In die 60er Jahre fällt auch die intensive Beschäftigung Warhols mit dem Film. Seine spezielle Filmästhetik entstand durch besonders lange, statische Kameraeinstellungen und durch den Verzicht auf Schnitte und Montage. Neben unzähligen Gemälden, Siebdrucken und Fotografien produzierte Warhol 150 avantgardistische Filme; darunter „Sleep“, eine sechsstündige Aufzeichnung eines schlafenden Mannes. Ab 1966 beginnt die Zusammenarbeit mit der Rockband „Velvet Underground“ und Warhol arbeitet auch in Nachtclubshows gemeinsam mit der Band, deren erstes Album er finanzierte und produzierte.
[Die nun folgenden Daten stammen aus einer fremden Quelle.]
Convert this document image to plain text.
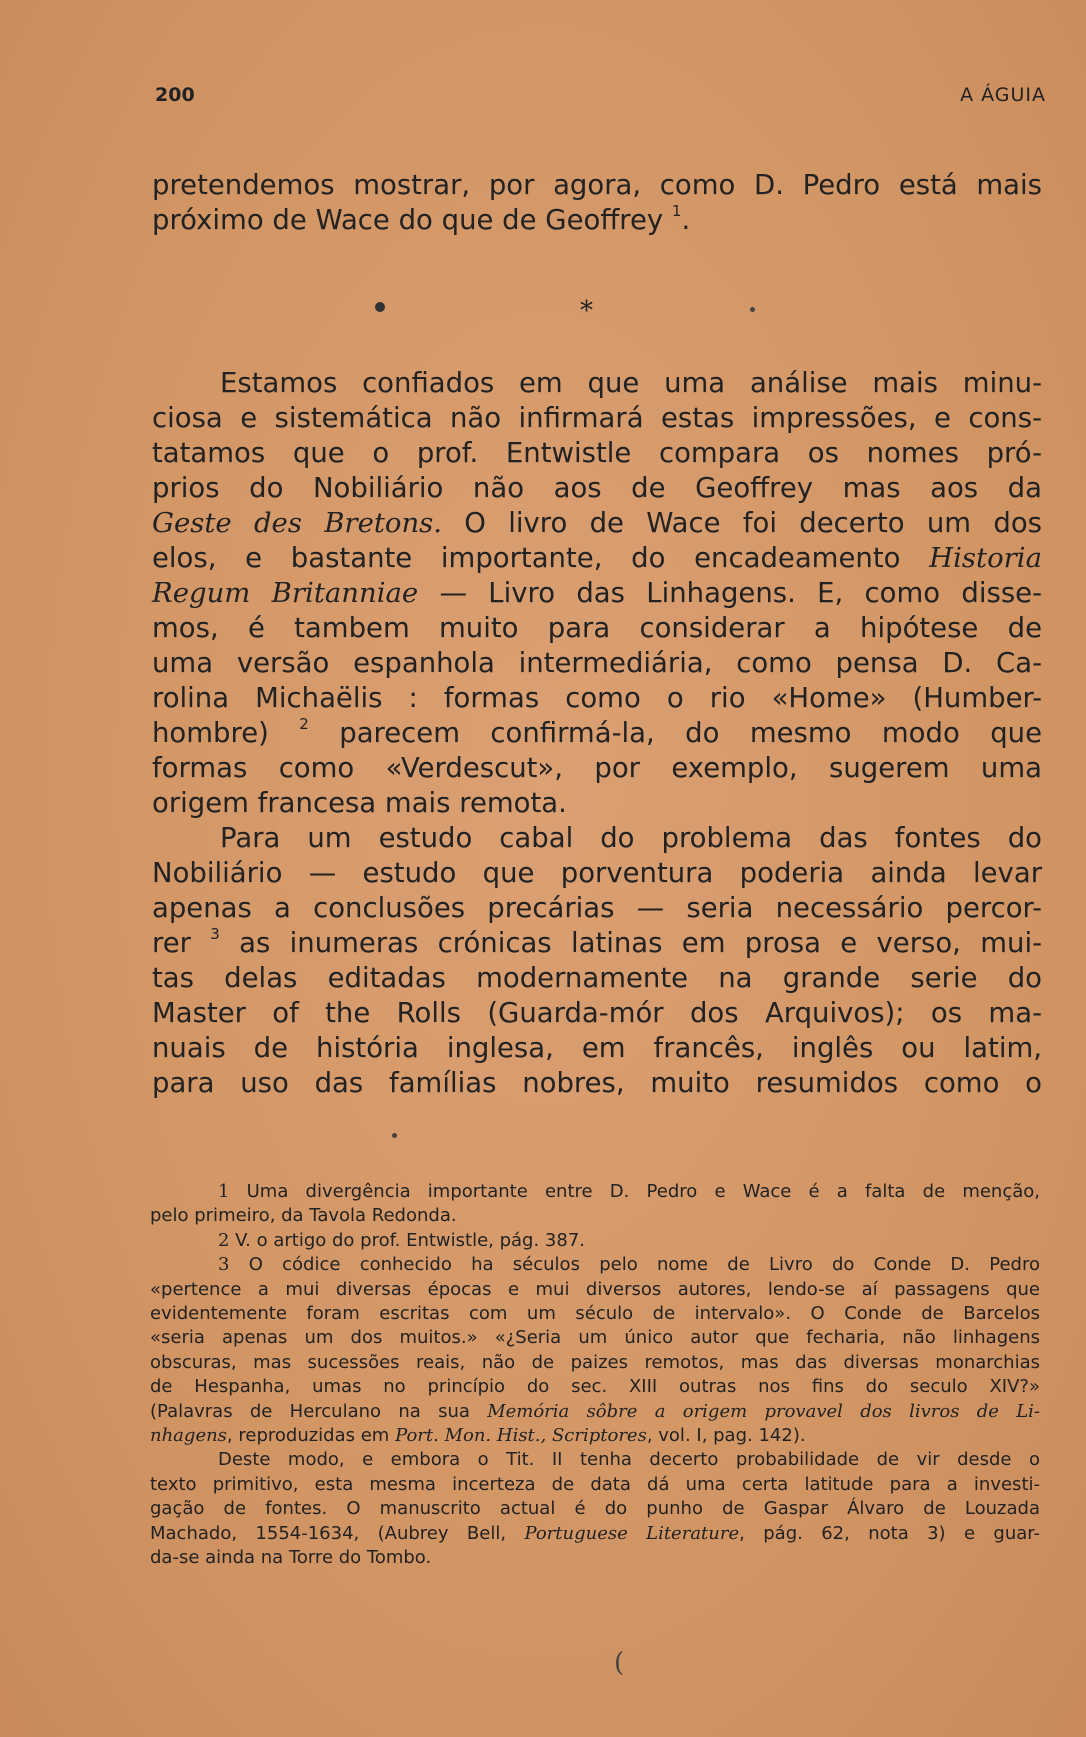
200	A ÁGUIA
pretendemos mostrar, por agora, como D. Pedro está mais
próximo de Wace do que de Geoffrey $^1$.
*
Estamos confiados em que uma análise mais minu-
ciosa e sistemática não infirmará estas impressões, e cons-
tatamos que o prof. Entwistle compara os nomes pró-
prios do Nobiliário não aos de Geoffrey mas aos da
Geste des Bretons. O livro de Wace foi decerto um dos
elos, e bastante importante, do encadeamento Historia
Regum Britanniae — Livro das Linhagens. E, como disse-
mos, é tambem muito para considerar a hipótese de
uma versão espanhola intermediária, como pensa D. Ca-
rolina Michaëlis : formas como o rio «Home» (Humber-
hombre) $^2$ parecem confirmá-la, do mesmo modo que
formas como «Verdescut», por exemplo, sugerem uma
origem francesa mais remota.
Para um estudo cabal do problema das fontes do
Nobiliário — estudo que porventura poderia ainda levar
apenas a conclusões precárias — seria necessário percor-
rer $^3$ as inumeras crónicas latinas em prosa e verso, mui-
tas delas editadas modernamente na grande serie do
Master of the Rolls (Guarda-mór dos Arquivos); os ma-
nuais de história inglesa, em francês, inglês ou latim,
para uso das famílias nobres, muito resumidos como o
1 Uma divergência importante entre D. Pedro e Wace é a falta de menção,
pelo primeiro, da Tavola Redonda.
2 V. o artigo do prof. Entwistle, pág. 387.
3 O códice conhecido ha séculos pelo nome de Livro do Conde D. Pedro
«pertence a mui diversas épocas e mui diversos autores, lendo-se aí passagens que
evidentemente foram escritas com um século de intervalo». O Conde de Barcelos
«seria apenas um dos muitos.» «¿Seria um único autor que fecharia, não linhagens
obscuras, mas sucessões reais, não de paizes remotos, mas das diversas monarchias
de Hespanha, umas no princípio do sec. XIII outras nos fins do seculo XIV?»
(Palavras de Herculano na sua Memória sôbre a origem provavel dos livros de Li-
nhagens, reproduzidas em Port. Mon. Hist., Scriptores, vol. I, pag. 142).
Deste modo, e embora o Tit. II tenha decerto probabilidade de vir desde o
texto primitivo, esta mesma incerteza de data dá uma certa latitude para a investi-
gação de fontes. O manuscrito actual é do punho de Gaspar Álvaro de Louzada
Machado, 1554-1634, (Aubrey Bell, Portuguese Literature, pág. 62, nota 3) e guar-
da-se ainda na Torre do Tombo.
(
Ab 1984 arbeitet Warhol auch mit Jean-Michel Basquiat und Francesco Clemente zusammen. Heute vor 25 Jahren stirbt Andy Warhol unter bis heute ungeklärten Umständen an den Komplikationen einer Operation an der Gallenblase. Er wurde anschließend in seinem Geburtsort Pittsburgh beigesetzt. Andy Warhol hinterlässt mit seinem Tod eines der umfangreichsten Werke der zeitgenössischen Kunstgeschichte. Bis heute ist sein Schaffen Inspirationsquelle für Künstler weltweit. Nach seinem Tod fanden sich die zerstrittenen Mitglieder von „Velvet Underground“, Lou Reed und John Cale wieder zusammen und schufen als Denkmal für den verstorbenen Mentor und Künstler den Song-Zyklus „Songs for Drella“.

Gebührender Nachlass

Im Jahr 2007 erzielte Warhols „Green Car Crash“ aus dem Jahr 1963 aus der Reihe „Death and Disaster“ bei einer Auktion den Rekordpreis von 71,1 Millionen Dollar – mehr als das Vierfache der Auktionsrekorde von Johns und Rauschenberg. Die Bedeutung Warhols wird heute nicht nur in der Kunst- sondern auch in der Modeszene deutlich: 1969 rief Warhol das Magazin „Interview“ ins Leben, das insbesondere in den USA bis heute nicht aus der Presselandschaft in den Bereichen Damen- und Herrenmode, Kunst, Kultur und Musik wegzudenken ist. Die Mischung aus anspruchsvollen Interviews, Promis, Glamour und nackter Haut gibt es seit Januar auch in der deutschen Printversion. Das Heft bleibt eine Reminiszenz an seinen Gründer Andy Warhol: Die deutsche Nr.1 wartet mit 40 Seiten von und mit Warhol auf, inklusive mehreren Auszügen aus seinen Interviews mit Michael Jackson, Mick Jagger und anderen Sternen am Promihimmel auf.

Das Label Jockey, das für Männerunterwäsche bekannt ist, nimmt den 9.Juli 1962, die Eröffnung der ersten Einzelausstellung Warhols in New York, als 50 jährigen Jubiläumsanlass für eine Neuauflage der bekanntesten Unterwäscheform der Männerunterwäsche, den Y-Front©, und bekundet so seine Hochachtung vor dem Künstler Warhol, der bekennender Träger der Unterwäsche von Jockey war und seine Leidenschaft für die Marke 1970 in einem berühmten Kunstwerk verewigte: In Kooperation mit den Rolling Stones entstand das Cover für die LP „Sticky Fingers“, die 1971 erschien. Es zeigt einen jungen Mann in knallengen Röhrenjeans mit eingebautem und sogar funktionierendem Reißverschluss. Nach dem Öffnen konnte man den Mann in weißer Unterwäsche mit klassischer Y-Front© von Jockey sehen, ein Eklat für die konservativen Kritiker. Auf der Rückseite der LP wurde der Slip vom Künstler mit einem $-Zeichen versehen und 2008 zuletzt im Rahmen der Ausstellung des Designers Carlos Diez gezeigt. Die Modelle der Neuauflage 2012 erscheinen in den Trendfarben Navy und Türkis.